The Jair Bolsonaro administration reached its last year resorting to “cheap electoral populism”, “totally irresponsible” and reminiscent of the “worst practices of the PT [Workers Party] government”. This is the assessment of the monthly letter to clients of Verde Asset Management, headed by Luis Stuhlberger. In the report entitled “Economic Flat Earth Theory”, chief economist Daniel Leichsenring states that, in virtually all areas of activity, “what was seen was a disaster.”
He cites the “deliberate attitude of postponing the immunization and insistently acted against it”. In the economic sphere, he says, “we saw a Ministry of Economy working on a forced march to destroy the spending cap, in partnership with the president” and other allies. The economist recalls the “meteor” of the so-called “precatórios” (court-ordered payments, postponed by a new law to avoid breaking the spending cap), the “complete destruction” of the credibility of the cap and the Fiscal Responsibility Law (LRF), amended to accommodate spending on electoral funds and congressional earmarks, “under the lame excuse of serving the poorest with the [new cash-transfer program] Auxílio Brasil”.
From 2021 to 2022, there could be “some scope to imagine that the worst was behind us,” says the economist. “Great mistake. In an effort to try to reverse the absolute unpopularity of his government, behold, the president reveals an infallible plan: to reduce taxation on fuel and electricity.”
In his assessment, the idea of eliminating fuel taxes “is a complete madness” and “can’t resist a minute of considerations about its quality”. Mr. Leichsenring also notes that the idea is based on the “shocking justification” that there is excess revenue. Verde estimates a nominal deficit close to R$730 billion in 2022, and could reach R$800 billion, at least, with the exemption. Debt would rise to 85% in 2022 from 80.3% of GDP in 2021. “Of course, given this dynamic, the interest rate will end up snowballing,” he stated.
With the return of high interest rates and foreigner investors to the Brazilian stock market, the market’s natural reaction, however, is not taking place, according to Mr. Leichsenring. He says he hopes that people will realize that the path traced by the government “will be as disastrous for the economy as the one implemented in the PT government.” For him, there is still time “to find a viable political alternative for Brazil”.
The Verde Asset team’s explicit disappointment is increasingly finding resonance among asset managers. As they take care of third-party money, political developments in the macroeconomic scenario are followed up with diligence, as they are part of the fiduciary duty of these professionals and worth a result in the quota.
The perception is that Mr.

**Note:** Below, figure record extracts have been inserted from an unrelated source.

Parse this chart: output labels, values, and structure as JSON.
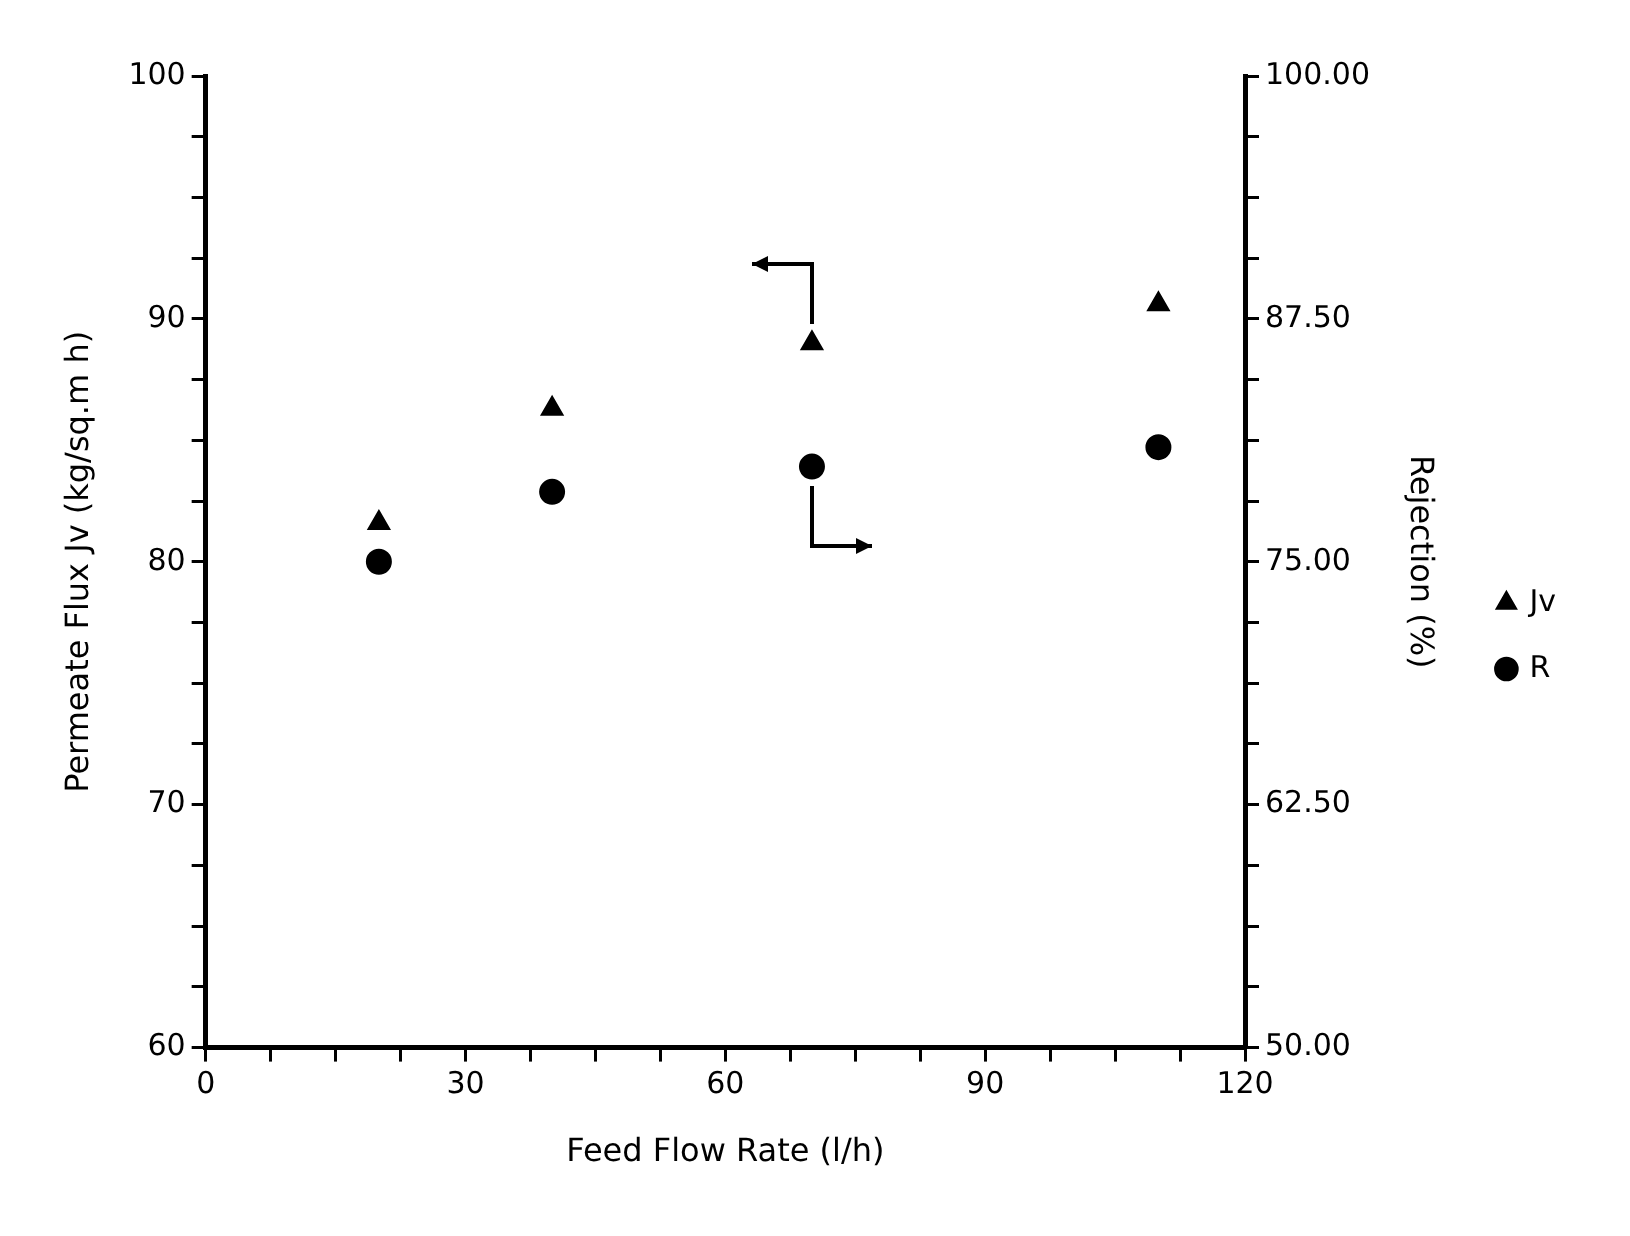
{
  "chart_data": {
    "type": "scatter",
    "xlabel": "Feed Flow Rate (l/h)",
    "ylabel": "Permeate Flux Jv (kg/sq.m h)",
    "y2label": "Rejection (%)",
    "x": [
      20,
      40,
      70,
      110
    ],
    "series": [
      {
        "name": "Jv",
        "color": "#000000",
        "marker": "triangle",
        "values": [
          81.6,
          86.3,
          89.0,
          90.6
        ]
      },
      {
        "name": "R",
        "color": "#000000",
        "marker": "circle",
        "axis": "y2",
        "values": [
          75.0,
          78.6,
          79.9,
          80.9
        ]
      }
    ],
    "xlim": [
      0,
      120
    ],
    "xticks": [
      0,
      {
        "value": 7.5,
        "label": null
      },
      {
        "value": 15,
        "label": null
      },
      {
        "value": 22.5,
        "label": null
      },
      30,
      {
        "value": 37.5,
        "label": null
      },
      {
        "value": 45,
        "label": null
      },
      {
        "value": 52.5,
        "label": null
      },
      60,
      {
        "value": 67.5,
        "label": null
      },
      {
        "value": 75,
        "label": null
      },
      {
        "value": 82.5,
        "label": null
      },
      90,
      {
        "value": 97.5,
        "label": null
      },
      {
        "value": 105,
        "label": null
      },
      {
        "value": 112.5,
        "label": null
      },
      120
    ],
    "ylim": [
      60,
      100
    ],
    "yticks": [
      60,
      {
        "value": 62.5,
        "label": null
      },
      {
        "value": 65,
        "label": null
      },
      {
        "value": 67.5,
        "label": null
      },
      70,
      {
        "value": 72.5,
        "label": null
      },
      {
        "value": 75,
        "label": null
      },
      {
        "value": 77.5,
        "label": null
      },
      80,
      {
        "value": 82.5,
        "label": null
      },
      {
        "value": 85,
        "label": null
      },
      {
        "value": 87.5,
        "label": null
      },
      90,
      {
        "value": 92.5,
        "label": null
      },
      {
        "value": 95,
        "label": null
      },
      {
        "value": 97.5,
        "label": null
      },
      100
    ],
    "y2lim": [
      50,
      100
    ],
    "y2ticks": [
      {
        "value": 50,
        "label": "50.00"
      },
      {
        "value": 53.125,
        "label": null
      },
      {
        "value": 56.25,
        "label": null
      },
      {
        "value": 59.375,
        "label": null
      },
      {
        "value": 62.5,
        "label": "62.50"
      },
      {
        "value": 65.625,
        "label": null
      },
      {
        "value": 68.75,
        "label": null
      },
      {
        "value": 71.875,
        "label": null
      },
      {
        "value": 75,
        "label": "75.00"
      },
      {
        "value": 78.125,
        "label": null
      },
      {
        "value": 81.25,
        "label": null
      },
      {
        "value": 84.375,
        "label": null
      },
      {
        "value": 87.5,
        "label": "87.50"
      },
      {
        "value": 90.625,
        "label": null
      },
      {
        "value": 93.75,
        "label": null
      },
      {
        "value": 96.875,
        "label": null
      },
      {
        "value": 100,
        "label": "100.00"
      }
    ],
    "grid": false,
    "legend": "right"
  }
}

Leishsenrig translated a feeling that is becoming increasingly widespread in the asset management segment. “Today, a new Bolsonaro government means the continuity of this fiscal mess and with a chance of getting worse because the government is clinging to power,” says the CEO of a specialized asset management. Economy Minister Paulo Guedes, who took over a ministry with superpowers in 2019, is today evaluated as good at rhetoric, but bad at work, always blaming a third party, continues the manager. “He gave himself totally, showed that he is there for power”.
Although the cards of the electoral game are not all on the table because the candidacies have not been defined, there are those who believe that a “remake” of the Bolsonaro government would mean the depreciation of the so-called “Brazil kit”– with devaluation of shares, the real and high interest rates. term, a thermometer for country risk – more than any other candidate that proves to be capable of being elected.
The approach of former president Lula da Silva to the ex-governor of São Paulo Geraldo Alckmin, if materialized, would make impossible the ascension of a third name, so desired by the market, but would bring a more central hue to the left wing of the Workers Party. The flow of foreign capital into Brazilian stocks in the first month of the year is a sign that foreign investors are more willing to see Mr. Lula da Silva return than to face a second Bolsonaro term, as Rogério Xavier, founding partner of SPX, said in a recent presentation.
In Brazil, investors are usually net bought in local assets because the government is the big issuer of fixed income, and companies, of stocks, says Sylvio Castro, founding partner of Grimper. At the beginning of Mr. Bolsonaro’s term, there was a perception that the overhaul agenda initiated by the team of former president Michel Temer would continue and that it would be a fiscalist government, he says.
He sees the inflow of foreign capital at the beginning of the year as a punctual rebalancing of investors’ portfolios, but believes that this flow tends to lose pace, returning to the menu of low GDP, high interest rates and strengthening of the dollar prices, with companies and families paying the bill.